The tank itself is baffled for the same reason.(with out it, 12 gallons of fuel sloshing back and forth would cause drive-ability problems such as instability during cornering and similar situations).
On other makes & models I have been able to stick a tube down the filler neck to suck fuel out with a "gas caddy"
Some times you need a strong, stiff tube...something sturdy enough to force its way past the non-return valve.
If the OP is still interested...Disconnect the fuel supply line under the hood , BEFORE the intake and attach a few feet of correctly sized tubing to it. Then place the open end into a suitable fuel container.
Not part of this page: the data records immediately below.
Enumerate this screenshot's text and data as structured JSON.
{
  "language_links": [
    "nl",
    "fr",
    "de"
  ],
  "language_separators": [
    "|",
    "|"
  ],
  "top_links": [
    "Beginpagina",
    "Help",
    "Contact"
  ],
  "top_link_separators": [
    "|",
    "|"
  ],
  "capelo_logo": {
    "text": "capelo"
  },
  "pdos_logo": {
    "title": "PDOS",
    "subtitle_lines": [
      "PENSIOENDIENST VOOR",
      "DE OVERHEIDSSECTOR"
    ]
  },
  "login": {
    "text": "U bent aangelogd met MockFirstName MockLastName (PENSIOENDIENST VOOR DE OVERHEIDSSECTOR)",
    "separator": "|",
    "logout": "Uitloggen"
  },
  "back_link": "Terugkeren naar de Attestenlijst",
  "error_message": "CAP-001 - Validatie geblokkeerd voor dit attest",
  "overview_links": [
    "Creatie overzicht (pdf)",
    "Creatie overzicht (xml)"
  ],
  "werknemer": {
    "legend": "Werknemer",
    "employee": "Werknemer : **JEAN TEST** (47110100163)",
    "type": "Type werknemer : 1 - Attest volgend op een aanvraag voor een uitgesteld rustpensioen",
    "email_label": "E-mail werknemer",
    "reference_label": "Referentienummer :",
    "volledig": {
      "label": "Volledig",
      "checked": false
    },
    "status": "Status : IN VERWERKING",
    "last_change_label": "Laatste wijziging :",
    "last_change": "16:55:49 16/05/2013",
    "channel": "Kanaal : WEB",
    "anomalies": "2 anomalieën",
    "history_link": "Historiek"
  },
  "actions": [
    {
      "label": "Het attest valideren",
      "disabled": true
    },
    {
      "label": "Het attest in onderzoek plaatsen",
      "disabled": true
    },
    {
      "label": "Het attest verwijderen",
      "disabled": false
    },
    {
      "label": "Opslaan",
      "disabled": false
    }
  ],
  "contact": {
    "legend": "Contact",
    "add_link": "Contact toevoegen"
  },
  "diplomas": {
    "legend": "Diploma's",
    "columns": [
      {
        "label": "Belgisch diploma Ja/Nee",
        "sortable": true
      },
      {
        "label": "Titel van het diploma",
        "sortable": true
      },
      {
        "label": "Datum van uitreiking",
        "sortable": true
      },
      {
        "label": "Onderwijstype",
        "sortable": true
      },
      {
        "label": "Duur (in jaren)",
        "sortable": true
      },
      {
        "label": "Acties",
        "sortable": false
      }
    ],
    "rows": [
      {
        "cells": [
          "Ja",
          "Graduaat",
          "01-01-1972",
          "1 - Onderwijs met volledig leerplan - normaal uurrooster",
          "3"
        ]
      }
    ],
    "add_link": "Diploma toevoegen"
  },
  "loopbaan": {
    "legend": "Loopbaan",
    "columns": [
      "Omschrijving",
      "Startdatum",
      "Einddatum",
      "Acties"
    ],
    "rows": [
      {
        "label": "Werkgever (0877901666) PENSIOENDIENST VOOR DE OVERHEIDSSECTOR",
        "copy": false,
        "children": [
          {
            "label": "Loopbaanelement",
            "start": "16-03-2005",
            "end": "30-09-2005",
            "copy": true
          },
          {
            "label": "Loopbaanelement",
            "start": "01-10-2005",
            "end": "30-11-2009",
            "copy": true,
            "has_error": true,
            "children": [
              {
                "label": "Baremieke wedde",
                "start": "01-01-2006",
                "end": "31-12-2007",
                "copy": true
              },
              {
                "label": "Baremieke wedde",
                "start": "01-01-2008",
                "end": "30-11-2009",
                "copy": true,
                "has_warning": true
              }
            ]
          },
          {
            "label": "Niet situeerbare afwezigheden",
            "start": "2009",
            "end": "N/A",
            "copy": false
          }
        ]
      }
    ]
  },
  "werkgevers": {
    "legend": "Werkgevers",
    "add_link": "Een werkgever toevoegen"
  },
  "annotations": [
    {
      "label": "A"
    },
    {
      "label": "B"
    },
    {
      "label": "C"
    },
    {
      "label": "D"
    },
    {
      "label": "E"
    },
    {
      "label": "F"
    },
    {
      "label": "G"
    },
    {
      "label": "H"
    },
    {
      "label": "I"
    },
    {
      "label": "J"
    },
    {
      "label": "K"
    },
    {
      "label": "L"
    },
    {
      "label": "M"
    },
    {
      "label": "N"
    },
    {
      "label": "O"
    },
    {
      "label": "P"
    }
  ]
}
Have an assistant Turn the key to the cranking position and the fuel will pump itself out into the container. As always, be careful when working with fuel.
Good Luck.
 
This is an interesting technique, does the pump require the engine to actually be cranking in order for it to pump the fuel or just in the accessory position?
 
If it cannot pressure up the fuel rail because the gas is going into another pan or jug then it seems like it would keep pumping in attempt to pressure up the system.
 
If it cannot pressure up the fuel rail because the gas is going into another pan or jug then it seems like it would keep pumping in attempt to pressure up the system.

One other concern with this, if the fuel is old, is there any concern with gumming up the fuel system/filter by doing this?
 
Step ONE before cranking the engine - remove each sparkplug and squirt some oil and let it sit for 10 minutes to loosen the rings and prevent a seal being ripped out...

Expect each tire to have developed a flat spot.

Me? I would dilute with as much fresh gas as i could fill it and drive it - it may run crappy until the next tank- but not worth draining/refilling IMHO.... Keep 'topping off' with fresh fuel when it gets to a quarter tank low to keep diluting it.
 
I would tend to think it would be worthwhile to at least pump out some or most of the old gas into a pan or 5 gas can vs. running that junk thru the injectors. then fill it with as much fresh gas as possible with injector cleaner and do the bit of oil in each cylinder as was stated. maybe get a little gas out to see how bad it really is first.